# Introduction to Statistical Graphs with Python and Seaborn

##### 2020-12-12 19:12:26 |

## Tested On

- Linux Ubuntu 20.04
- Windows 10
- macOS Catalina

Seaborn is a powerful python library used for the exploration, distribution and visualization of statistical graphs. Seaborn is built on Matplotlib and thus extends the functionality of Matplotlib.

By integrating directly with numpy and pandas data structures, it takes care of some of the frustrations users have with Matplotlib like parameters and function operations with DataFrames.

## Seaborn Offers Statistical Graphing Functionality

- Flexible customization of graphics
- API abstraction across visualization
- Visualizing univariate and bivariate distributions
- To visualize a variety of plots like distribution plots, heat maps, matrix plots, grids and regression plots
- Plotting statistical time series data

## What You Need to Get Started with Seaborn

Having knowledge of Matplotlib, Pandas and Numpy makes it significantly easier to work with a library like Seaborn, but is not necessary to get started and complete this tutorial. If you'd like to learn about these frameworks, in depth, feel free to check out our Data Visualization with Python course.

## How to Set Up a Project Skeleton

### How to Create Python Project Files with Windows 10 PowerShell 2.0+

```
cd ~
New-Item -ItemType "directory" -Path ".\seaborn-project"
cd seaborn-project
virtualenv venv
.\venv\Scripts\activate
```

To verify that the virtual environment is active, make sure (venv) is in the PowerShell command prompt. For example, (venv) PS C:\Users\username\seaborn-project>

### How to Create Python Project Files with Linux Ubuntu 14.04+ or macOS

```
cd ~
mkdir seaborn-project
cd seaborn-project
virtualenv -p python3 venv
source venv/bin/activate
```

To verify that the virtual environment is active, make sure (venv) is in the terminal command prompt.

This will create the following files and folders, and activate the virtual environment.

```
▾ seaborn-project/
▸ venv/
```

## Installing Seaborn with Pip

The Seaborn library can be downloaded using pip with pip3 install seaborn==0.11.0 or conda - if you are using the anaconda distribution - with conda install seaborn==0.11.0.

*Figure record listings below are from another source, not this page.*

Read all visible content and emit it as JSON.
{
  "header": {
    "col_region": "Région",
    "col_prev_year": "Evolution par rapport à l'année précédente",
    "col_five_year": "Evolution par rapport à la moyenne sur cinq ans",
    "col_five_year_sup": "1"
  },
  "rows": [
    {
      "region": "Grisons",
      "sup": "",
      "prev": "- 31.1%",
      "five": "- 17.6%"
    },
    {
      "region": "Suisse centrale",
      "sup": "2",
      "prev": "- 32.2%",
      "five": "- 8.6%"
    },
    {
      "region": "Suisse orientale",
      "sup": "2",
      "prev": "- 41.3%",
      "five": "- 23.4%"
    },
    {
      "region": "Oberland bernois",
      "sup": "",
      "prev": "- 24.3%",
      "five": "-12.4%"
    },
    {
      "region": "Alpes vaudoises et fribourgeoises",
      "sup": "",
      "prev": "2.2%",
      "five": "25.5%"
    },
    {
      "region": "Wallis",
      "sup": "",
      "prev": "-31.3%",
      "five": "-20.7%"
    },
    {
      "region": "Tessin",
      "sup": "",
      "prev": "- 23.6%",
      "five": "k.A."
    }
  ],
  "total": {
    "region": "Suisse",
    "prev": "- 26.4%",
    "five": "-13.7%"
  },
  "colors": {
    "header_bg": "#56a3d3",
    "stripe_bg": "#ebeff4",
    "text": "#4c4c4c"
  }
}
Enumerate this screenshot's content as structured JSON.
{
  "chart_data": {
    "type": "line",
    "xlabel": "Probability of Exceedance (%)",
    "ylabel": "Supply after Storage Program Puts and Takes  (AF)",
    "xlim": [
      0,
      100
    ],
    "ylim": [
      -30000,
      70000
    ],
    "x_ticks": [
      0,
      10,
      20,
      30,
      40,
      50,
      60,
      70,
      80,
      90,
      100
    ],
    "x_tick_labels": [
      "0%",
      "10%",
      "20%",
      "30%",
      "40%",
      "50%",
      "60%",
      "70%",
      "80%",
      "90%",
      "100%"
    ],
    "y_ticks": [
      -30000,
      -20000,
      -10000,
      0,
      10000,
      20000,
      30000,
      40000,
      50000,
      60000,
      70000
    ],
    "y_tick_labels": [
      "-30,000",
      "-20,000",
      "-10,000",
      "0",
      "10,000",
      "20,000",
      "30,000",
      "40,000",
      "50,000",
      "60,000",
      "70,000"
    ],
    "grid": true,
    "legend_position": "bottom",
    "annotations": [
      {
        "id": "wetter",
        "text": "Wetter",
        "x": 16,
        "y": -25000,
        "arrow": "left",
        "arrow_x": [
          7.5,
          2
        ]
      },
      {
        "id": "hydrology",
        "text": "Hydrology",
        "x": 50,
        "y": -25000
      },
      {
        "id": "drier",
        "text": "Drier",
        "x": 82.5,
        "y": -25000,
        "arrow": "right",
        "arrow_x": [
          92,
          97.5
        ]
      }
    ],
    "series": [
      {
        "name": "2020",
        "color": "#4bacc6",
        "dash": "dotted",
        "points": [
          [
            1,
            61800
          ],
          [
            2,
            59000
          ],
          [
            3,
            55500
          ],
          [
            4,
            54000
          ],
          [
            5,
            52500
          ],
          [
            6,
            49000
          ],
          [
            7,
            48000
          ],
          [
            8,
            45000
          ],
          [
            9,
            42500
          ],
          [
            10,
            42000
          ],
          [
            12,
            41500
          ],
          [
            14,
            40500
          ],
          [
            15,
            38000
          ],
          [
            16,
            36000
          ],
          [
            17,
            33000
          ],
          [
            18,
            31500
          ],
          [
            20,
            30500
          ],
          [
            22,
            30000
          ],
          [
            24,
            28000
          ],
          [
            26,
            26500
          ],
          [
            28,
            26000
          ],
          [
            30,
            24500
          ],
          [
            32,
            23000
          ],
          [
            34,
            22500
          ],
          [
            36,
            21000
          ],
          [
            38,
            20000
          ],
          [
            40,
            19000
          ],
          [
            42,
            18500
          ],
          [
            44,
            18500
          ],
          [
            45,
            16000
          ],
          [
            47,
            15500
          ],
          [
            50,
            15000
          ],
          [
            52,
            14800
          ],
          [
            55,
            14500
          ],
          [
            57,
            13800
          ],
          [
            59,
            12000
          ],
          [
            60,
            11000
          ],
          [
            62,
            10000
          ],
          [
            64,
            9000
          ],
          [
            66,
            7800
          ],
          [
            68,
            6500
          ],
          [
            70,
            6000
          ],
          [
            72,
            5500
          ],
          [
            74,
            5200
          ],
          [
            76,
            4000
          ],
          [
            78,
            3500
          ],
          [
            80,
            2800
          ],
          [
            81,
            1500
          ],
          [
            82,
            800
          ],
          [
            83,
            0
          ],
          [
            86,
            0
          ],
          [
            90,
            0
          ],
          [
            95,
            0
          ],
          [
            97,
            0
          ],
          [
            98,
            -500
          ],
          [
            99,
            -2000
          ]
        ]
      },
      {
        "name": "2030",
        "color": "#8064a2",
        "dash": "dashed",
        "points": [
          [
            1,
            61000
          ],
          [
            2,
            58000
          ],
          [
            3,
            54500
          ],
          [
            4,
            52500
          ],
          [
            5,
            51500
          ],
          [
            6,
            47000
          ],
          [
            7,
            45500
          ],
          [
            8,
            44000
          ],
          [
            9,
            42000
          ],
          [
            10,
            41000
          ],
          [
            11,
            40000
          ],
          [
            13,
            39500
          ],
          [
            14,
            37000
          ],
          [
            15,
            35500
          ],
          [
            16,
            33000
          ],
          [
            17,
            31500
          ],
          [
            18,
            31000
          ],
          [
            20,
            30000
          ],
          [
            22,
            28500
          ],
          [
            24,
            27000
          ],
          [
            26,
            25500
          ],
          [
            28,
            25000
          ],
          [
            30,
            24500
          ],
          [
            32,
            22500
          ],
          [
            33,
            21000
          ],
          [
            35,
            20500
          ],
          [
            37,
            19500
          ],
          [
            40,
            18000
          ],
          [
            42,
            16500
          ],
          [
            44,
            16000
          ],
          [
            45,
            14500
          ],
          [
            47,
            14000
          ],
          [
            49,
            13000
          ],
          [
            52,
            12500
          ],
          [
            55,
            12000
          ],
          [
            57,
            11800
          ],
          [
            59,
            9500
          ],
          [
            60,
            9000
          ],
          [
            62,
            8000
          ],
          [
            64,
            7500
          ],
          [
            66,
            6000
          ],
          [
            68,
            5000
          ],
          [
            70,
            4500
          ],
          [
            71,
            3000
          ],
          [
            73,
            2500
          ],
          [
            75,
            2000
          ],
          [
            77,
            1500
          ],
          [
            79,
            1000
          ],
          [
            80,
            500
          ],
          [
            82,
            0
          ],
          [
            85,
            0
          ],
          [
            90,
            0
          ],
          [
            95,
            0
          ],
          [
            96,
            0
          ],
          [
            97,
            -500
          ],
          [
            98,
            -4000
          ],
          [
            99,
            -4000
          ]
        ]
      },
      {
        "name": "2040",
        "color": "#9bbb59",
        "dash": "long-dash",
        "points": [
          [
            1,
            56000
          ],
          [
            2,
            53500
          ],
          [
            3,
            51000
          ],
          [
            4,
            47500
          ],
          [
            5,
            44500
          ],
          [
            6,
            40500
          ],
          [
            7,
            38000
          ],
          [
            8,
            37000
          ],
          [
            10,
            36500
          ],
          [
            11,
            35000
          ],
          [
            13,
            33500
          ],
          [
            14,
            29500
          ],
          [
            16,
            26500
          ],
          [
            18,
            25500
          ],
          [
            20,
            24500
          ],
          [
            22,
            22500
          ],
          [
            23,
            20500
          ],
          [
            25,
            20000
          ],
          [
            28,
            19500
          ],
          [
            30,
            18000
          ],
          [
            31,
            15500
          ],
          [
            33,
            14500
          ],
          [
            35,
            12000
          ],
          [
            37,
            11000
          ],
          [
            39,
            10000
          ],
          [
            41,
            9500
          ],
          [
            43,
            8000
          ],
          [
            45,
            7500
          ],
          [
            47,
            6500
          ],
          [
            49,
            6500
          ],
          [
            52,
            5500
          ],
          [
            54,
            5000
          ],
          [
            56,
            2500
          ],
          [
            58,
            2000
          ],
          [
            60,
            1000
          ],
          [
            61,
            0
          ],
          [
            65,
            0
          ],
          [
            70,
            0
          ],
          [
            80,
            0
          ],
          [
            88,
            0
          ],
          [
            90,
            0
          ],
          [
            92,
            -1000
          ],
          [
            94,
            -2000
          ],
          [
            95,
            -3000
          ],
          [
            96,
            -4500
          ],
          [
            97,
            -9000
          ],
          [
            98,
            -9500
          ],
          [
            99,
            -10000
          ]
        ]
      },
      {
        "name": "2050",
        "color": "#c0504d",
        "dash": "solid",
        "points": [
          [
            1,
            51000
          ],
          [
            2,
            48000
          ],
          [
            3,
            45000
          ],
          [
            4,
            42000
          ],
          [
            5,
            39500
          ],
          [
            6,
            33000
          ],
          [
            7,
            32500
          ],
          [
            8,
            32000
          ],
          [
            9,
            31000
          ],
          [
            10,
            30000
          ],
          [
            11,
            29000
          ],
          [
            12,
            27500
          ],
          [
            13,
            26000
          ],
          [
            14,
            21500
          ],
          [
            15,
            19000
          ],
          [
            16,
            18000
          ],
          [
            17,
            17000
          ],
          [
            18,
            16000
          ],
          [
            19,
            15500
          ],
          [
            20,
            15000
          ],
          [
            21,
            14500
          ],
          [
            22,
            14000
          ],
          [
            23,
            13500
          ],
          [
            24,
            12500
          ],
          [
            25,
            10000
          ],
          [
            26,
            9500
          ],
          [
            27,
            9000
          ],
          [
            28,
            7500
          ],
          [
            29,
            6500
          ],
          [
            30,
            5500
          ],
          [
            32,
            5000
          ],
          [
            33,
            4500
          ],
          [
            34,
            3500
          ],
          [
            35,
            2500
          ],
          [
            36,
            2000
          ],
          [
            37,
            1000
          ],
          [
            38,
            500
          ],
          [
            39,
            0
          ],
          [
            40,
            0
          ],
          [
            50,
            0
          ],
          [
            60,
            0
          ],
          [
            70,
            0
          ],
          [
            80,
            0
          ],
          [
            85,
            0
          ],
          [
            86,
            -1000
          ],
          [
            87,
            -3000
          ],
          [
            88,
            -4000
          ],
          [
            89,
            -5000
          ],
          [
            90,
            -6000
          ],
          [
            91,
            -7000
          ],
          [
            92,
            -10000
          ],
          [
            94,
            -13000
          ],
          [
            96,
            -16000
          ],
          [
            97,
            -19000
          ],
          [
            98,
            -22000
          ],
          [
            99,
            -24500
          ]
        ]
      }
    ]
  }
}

In our code, we'll make referencing Seaborn easier by importing Seaborn with the shorthand sns.

`import seaborn as sns`

## Installing Pandas and Matplotlib with Pip

This tutorial also requires you to install a specific version of Pandas with the pip3 install pandas==1.1.5 command, as well as Matplotlib with pip3 install matplotlib==3.3.3. To get the plot to display in a window, you can install PyQt5 with pip3 install PyQt5==5.15.2.

## Loading the Datasets

There are two major ways to load datasets. We can use the built-in data sets that come installed with the Seaborn library or we can use Pandas.

To use the default dataset, all we need to do is call the load_dataset() function. A few datasets like Titanic and Tips are loaded with Seaborn during installation and this function loads the dataset depending on the name passed in the parameters.

`titanic_data = sns.load_data('Titanic')`

Using load_dataset() is limited to using in-built datasets. We need to work with our own data and that is where Pandas comes in.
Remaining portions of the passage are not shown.